CECIL E. HANSON COLLECTION
ANTIQUE SURVEYING INSTRUMENTS

Current Meter

A. Ott, Germany - Imported by Keuffel & Esser, New York, NY 1909



 


Serial Number: 1280
Type: Current Meter
Length: 17"
Width: 5"
Height: 5-1/2"
Weight: 8 lb (incld case, cable and accessories)
Main Accessories: Instruction Manuel (in German), calibration table, spare rear vane, misc small tools and parts.
Box: Yes - 12" x 6-1/2" x 5"
Condition: Very Good
Acquired: Undetermined
CEH Inventory# M76

From the Instruction Manuel shown in picture above: "The Vane No. 1280 by A. Ott in Kempten (Type II of the Catalog No.) was calibrated by the company on July 29, 1909..." This indicates that the instrument was manufactured in 1909 by the firm of A. Ott in Kempten, Bravaria, Germany and imported to the United States by Keuffel & Esser.

As described in the Instruction Manuel, this current meter uses a mechanical counter to measure stream flow:

"The process of a measurement takes place as follows: You first read off the position of the counter, which may be a1, and then bring the vane to the desired measuring point, making sure that its axis is exactly perpendicular to the plane of the transverse profile. Now, by pulling the cord, the counter is engaged and at the same time a stopwatch is started, or, if there is none, the time is read off the second hand of a pocket watch. After a certain number of seconds, e.g. about 60 or 100, the cord is released again, thereby disengaging the counter and lifting the vane out of the water. If the reading a2 is now obtained, then during the observation time, which may be t seconds, the vane has the count: u = a2 – a1. u revolutions are made, so that the number of revolutions per second (n) to be used in the vane equation results from: n = u/t = (a2 – a1)/t"

Other versions of current meters could be monitored my an electric signal detected with head phones. The Smithsonian has a A. Ott meter (serial number - 2237, ca 1917) that appears to be of this type (see https://www.si.edu/es/object/nmah_1434200)

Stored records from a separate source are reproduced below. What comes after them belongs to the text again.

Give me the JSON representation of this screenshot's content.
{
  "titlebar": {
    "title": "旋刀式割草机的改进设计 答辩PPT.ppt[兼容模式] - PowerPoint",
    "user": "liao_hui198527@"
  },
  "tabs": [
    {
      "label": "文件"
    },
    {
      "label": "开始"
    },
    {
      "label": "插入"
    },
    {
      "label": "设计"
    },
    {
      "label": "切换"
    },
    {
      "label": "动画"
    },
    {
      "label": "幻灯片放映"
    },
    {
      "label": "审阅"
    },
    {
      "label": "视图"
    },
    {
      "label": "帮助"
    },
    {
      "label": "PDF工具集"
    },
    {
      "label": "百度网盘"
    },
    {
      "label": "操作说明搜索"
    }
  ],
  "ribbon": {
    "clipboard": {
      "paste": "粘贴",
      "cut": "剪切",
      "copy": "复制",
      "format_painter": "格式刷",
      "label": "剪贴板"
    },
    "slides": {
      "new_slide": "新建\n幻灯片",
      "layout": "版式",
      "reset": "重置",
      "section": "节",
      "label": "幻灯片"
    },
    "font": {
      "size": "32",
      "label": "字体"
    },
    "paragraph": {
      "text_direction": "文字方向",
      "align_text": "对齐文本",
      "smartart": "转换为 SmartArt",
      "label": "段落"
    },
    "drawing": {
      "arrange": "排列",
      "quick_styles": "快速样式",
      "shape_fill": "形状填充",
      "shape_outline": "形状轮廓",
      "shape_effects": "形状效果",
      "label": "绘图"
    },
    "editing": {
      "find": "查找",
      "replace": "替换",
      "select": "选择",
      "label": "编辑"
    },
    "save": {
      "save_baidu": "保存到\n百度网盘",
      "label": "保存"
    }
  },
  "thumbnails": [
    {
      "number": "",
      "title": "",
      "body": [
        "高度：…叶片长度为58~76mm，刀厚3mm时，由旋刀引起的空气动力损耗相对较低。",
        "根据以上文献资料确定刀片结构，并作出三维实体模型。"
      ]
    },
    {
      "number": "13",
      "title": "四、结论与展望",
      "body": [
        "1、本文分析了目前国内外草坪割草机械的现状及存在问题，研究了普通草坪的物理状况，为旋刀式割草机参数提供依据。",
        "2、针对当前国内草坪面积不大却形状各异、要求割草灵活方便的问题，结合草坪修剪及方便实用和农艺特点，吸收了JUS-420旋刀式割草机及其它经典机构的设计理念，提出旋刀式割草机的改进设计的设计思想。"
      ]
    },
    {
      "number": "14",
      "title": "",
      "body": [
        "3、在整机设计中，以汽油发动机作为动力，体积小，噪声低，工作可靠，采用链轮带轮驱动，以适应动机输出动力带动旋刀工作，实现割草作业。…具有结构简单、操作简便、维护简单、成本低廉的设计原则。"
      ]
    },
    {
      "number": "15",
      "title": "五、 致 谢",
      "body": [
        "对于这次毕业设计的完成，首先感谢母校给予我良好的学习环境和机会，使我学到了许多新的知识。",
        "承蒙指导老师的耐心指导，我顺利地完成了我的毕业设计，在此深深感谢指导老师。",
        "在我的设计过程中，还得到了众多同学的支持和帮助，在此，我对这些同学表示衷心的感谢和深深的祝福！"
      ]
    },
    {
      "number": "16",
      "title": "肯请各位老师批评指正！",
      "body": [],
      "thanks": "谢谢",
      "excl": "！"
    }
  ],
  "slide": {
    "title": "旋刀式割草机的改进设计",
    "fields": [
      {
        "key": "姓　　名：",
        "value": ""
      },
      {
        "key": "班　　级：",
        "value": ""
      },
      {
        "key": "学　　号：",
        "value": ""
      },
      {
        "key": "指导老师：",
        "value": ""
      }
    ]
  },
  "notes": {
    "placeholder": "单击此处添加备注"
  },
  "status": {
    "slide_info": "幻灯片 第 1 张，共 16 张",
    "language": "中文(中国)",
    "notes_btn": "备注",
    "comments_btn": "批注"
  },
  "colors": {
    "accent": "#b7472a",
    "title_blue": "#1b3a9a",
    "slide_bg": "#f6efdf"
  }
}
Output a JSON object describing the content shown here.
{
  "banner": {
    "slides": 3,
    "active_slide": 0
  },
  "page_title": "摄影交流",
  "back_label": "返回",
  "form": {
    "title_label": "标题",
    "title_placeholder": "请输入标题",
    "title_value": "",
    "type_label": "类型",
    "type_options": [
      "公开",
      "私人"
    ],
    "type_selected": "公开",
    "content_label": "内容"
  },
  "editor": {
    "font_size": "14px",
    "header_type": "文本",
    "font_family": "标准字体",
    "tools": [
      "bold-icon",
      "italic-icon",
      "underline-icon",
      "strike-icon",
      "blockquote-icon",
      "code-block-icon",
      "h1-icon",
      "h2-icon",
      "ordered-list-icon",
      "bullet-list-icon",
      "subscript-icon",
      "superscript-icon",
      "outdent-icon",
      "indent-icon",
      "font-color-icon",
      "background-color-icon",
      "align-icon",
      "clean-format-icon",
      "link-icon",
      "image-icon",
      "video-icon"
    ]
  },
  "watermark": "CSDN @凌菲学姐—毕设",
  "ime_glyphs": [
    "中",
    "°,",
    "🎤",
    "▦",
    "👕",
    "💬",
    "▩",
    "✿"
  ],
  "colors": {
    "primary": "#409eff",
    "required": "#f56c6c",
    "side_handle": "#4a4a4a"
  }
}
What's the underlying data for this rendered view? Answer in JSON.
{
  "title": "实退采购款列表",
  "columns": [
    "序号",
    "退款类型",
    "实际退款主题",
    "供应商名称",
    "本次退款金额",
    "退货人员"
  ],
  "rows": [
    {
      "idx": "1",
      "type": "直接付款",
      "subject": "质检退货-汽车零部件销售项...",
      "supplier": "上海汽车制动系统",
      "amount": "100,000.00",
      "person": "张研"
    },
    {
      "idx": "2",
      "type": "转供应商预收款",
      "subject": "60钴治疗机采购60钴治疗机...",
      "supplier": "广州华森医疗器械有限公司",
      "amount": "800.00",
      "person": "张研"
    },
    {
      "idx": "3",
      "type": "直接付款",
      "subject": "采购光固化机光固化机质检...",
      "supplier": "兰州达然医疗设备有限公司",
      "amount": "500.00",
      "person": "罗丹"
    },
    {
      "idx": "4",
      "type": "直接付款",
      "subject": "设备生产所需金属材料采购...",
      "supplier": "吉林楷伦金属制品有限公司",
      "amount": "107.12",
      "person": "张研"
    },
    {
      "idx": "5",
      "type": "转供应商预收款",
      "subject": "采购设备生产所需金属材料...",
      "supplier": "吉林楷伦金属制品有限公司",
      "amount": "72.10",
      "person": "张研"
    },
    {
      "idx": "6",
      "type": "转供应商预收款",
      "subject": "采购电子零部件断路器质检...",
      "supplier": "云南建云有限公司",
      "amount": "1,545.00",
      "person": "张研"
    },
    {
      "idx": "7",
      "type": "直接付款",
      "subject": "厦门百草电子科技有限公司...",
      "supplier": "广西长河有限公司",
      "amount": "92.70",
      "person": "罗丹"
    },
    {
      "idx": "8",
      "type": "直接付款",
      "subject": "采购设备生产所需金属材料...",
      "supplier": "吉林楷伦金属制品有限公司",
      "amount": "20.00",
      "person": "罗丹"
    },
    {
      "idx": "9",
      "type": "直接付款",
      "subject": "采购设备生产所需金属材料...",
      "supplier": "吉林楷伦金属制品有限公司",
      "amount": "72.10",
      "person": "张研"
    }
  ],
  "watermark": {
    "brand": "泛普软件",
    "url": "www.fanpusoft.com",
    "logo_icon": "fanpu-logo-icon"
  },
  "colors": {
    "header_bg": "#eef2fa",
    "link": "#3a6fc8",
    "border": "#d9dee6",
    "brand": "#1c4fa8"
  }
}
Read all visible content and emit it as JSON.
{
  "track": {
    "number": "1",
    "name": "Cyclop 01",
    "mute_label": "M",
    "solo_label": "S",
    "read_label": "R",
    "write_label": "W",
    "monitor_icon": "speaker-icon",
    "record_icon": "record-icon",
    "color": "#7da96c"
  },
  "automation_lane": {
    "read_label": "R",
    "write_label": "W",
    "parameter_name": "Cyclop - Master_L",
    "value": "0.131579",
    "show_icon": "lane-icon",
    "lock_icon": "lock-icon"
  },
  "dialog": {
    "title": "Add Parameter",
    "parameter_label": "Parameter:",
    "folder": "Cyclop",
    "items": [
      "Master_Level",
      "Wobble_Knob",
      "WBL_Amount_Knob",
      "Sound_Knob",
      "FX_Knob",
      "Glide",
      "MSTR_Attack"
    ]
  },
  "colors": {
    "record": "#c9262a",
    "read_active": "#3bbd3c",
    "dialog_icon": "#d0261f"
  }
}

Below is the history of the A. Ott firm from "Water Current Meters in the Smithsonian Collections of the National Museum of History and Technology" By Arthur H. Frazier (Washington, D.C., 1974), pp. 68-71.
(for Fraziers book see https://permanent.fdlp.gov/gpo20901/SSHT-0028.pdf)

The Firm of A. Ott

In 1790, Reinhard Woltman publicly introduced his horizontal-axis water current meter. Its basic design soon became traditional and many of the improved models which came after it were called "Woltman" meters, out of respect for the original inventor. A firm that perhaps has done the most to preserve this tradition is that of A. Ott of Kempten, Bavaria—today in West Germany. Albert Ott (1847-1895), its founder (Figure 71a), was the son of a farmer and postmaster in Nesselwang, South Bavaria. After serving an exacting apprenticeship in the shop of his uncle, Clemens Riefler, who manufactured drawing instruments in Nesselwang, he attended the Polytechnic School in Munich. For short periods thereafter, he worked at instrument shops in Munich, Vienna, Berlin, London, and Milan before returning to Bavaria.

In 1873, A. Ott and G. Coradi became partners in a small shop in Kempten, where they manufactured surveying instruments. Seven years later, however, Coradi left for Zurich to establish a separate, and subsequently famous, shop of his own.

Upon being left the sole owner of the shop in Kempten, Ott sought ways of increasing his line of scientific instruments. In 1881, therefore, when a leading hydraulic engineer, Professor Andreas Rudolph Harlacher, head of the Hydrographic Services in Bohemia, proposed to Ott that he manufacture Woltman current meters supplied with electric registering facilities on which Harlacher possessed a patent, Ott complied eagerly. Ever since then, the Ott firm has supplied Germany and many other countries throughout the world with current meters, practically all of which have been of a horizontal-axis type such as Woltman had originally conceived.

This was a family-owned firm, and when Albert died, it was inherited by his two sons, Herman (Figure 71b) and Ludwig (Figure 71c) with Ludwig (when coming of age) taking the most active part in its operations. In the course of time, Ludwig received a Doctor of Engineering degree from the Technical University in Munich, and was honored for the excellence of his hydrometric, cartographic, and mathematic instruments. Among the several instruments manufactured by the Ott firm that have been contributed to the Smithsonian Institution are the two fairly recent current meters shown in Figure 72.

After Ludwig Ott's death in 1946, his elder brother Herman, carried on the administrative and developmental work.